Comment obtient-on une mousse ? Elle s’obtient par dispersion
d’un gaz dans un faible volume de liquide provoquant
l’apparition de bulles plus ou moins stables, dont la
taille varie entre 50 µm et plusieurs millimètres. On pourra l’obtenir par décompression d’un
gaz ou encore, dans le cas du shampooing, par friction d’un
gel aqueux concentré, la bulle étant alors l’air.
Cependant la dispersion gazeuse n’est pas le seul critère
de production d’une mousse, loin s’en faut.
Pour
obtenir une dispersion durable de gaz dans un liquide, il
faut un tensioactif qui s’adsorbe aux interfaces gaz/liquide.
En fait, la structure d’une bulle ainsi formée
est le résultat d’une double adsorption interne
et externe du tensioactif sur le film d’eau constituant
la paroi lamellaire de la bulle.
Chaque
bulle d’une mousse possède une énergie
potentielle qui se trouve équilibrée par la
force de cohésion du film moléculaire des tensioactifs
adsorbés. Les propriétés de ce film interfacial
dépendent de plusieurs paramètres tels que la
force d’absorption du tensioactif à la surface
liquide-gaz, l’élasticité du film, la
perméabilité gazeuse du film et les conditions
externes de température et de pression.
Lorsqu’un grand nombre de petites bulles se forme dans
un volume restreint d’eau, il y a apparition de mousse.
La bulle produite emmagasine une énergie potentielle
qui tend à la faire éclater mais qui se trouve
équilibrée par la pression externe (l’équation
PV = nRT devient alors PV + (p A) = nRT, où p est la
tension de sur face et A la surface).
Les
conditions de stabilité
La
stabilité d’une mousse dépend de la solidité
du film interfacial enfermant la bulle. Le film doit être
à la fois élastique et solide. Les solutions
de saponines (détergents produits à partir de
matières naturelles de types terpéniques tétracycliques)
possèdent des structures glycosidiques très
hydrophiles comme têtes polaires. Ce sont des composés
d’interface avec l’eau par liaison hydrogène.
D’un point de vue rhéologique, ce type de composés
présente de bonnes surfaces plastiques de faible mobilité
sous l’action d’un cisaillement. Ce sont de bons
moussants. Une faible quantité d’alcool à
longue chaîne (alcool en C18) additionnée à
un tensioactif anionique augmente sa capacité moussante.

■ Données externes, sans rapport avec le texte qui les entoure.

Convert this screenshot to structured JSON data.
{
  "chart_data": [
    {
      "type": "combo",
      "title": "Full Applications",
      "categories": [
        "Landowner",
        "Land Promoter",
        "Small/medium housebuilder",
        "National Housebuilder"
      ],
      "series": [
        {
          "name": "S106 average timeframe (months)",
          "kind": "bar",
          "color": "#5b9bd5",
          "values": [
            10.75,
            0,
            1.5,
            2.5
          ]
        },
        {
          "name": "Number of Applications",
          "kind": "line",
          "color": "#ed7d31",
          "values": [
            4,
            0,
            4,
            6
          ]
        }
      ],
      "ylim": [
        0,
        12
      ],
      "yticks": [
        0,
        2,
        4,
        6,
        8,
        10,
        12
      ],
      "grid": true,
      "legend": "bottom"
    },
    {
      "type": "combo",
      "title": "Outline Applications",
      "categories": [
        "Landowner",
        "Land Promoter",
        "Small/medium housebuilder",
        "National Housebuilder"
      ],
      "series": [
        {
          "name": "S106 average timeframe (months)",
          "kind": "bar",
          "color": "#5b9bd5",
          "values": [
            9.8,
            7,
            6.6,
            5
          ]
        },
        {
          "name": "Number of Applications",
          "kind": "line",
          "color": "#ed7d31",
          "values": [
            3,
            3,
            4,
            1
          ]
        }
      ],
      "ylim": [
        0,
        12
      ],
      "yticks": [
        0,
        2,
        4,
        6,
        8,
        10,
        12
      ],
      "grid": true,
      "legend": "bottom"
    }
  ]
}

Elle accroît notablement l’adsorption à
l’interface du liquide (liaison hydrogène avec
l’eau du film interfacial) et forme un gel plus visqueux.
Cet état est corrélable à la formation
de nouvelles phases anisotropes de type cristal liquide dans
la phase aqueuse. On visualise ainsi une bulle comme un volume
gazeux emprisonné dans une couche d’eau maintenue
stable, par une double couche interne et externe d’agent
tensioactif moussant.
Hormis
le fait qu’il s’agit d’assemblages de tensioactifs,
il n’y a aucun point commun entre un assemblage micellaire
et un assemblage de type cristal liquide. La micelle est isotrope
et de taille submicronique, alors que le cristal liquide est
anisotrope dans la majorité des formes et peut atteindre
plusieurs dizaines de microns en taille. Le cristal liquide
est un film structuré à la surface, qui possède
une grande viscosité, ralentit la fluidité de
l’eau dans la couche d’eau du film en surface
de la bulle et accroît sa stabilité. Selon Ottewill
(1961), cette stabilité peut être accrue en présence
de particules solides.
Le corollaire des lois de stabilité des mousses est
la capacité de certains produits à altérer
ou inhiber leur formation. Le développement d’une
mousse peut être bloqué par certaines impuretés
de bas poids moléculaire à la surface, qui en
modifient la cohérence. Le tensioactif devient moins
actif à la surface et perd alors sa capacité
à stabiliser la mousse. Le sébum est un anti
mousse efficace et sera une mesure de la capacité nettoyante
d’un tensioactif auquel on devra associer un tensioactif
moussant, un tensioactif glucosidique ou un lipoamide.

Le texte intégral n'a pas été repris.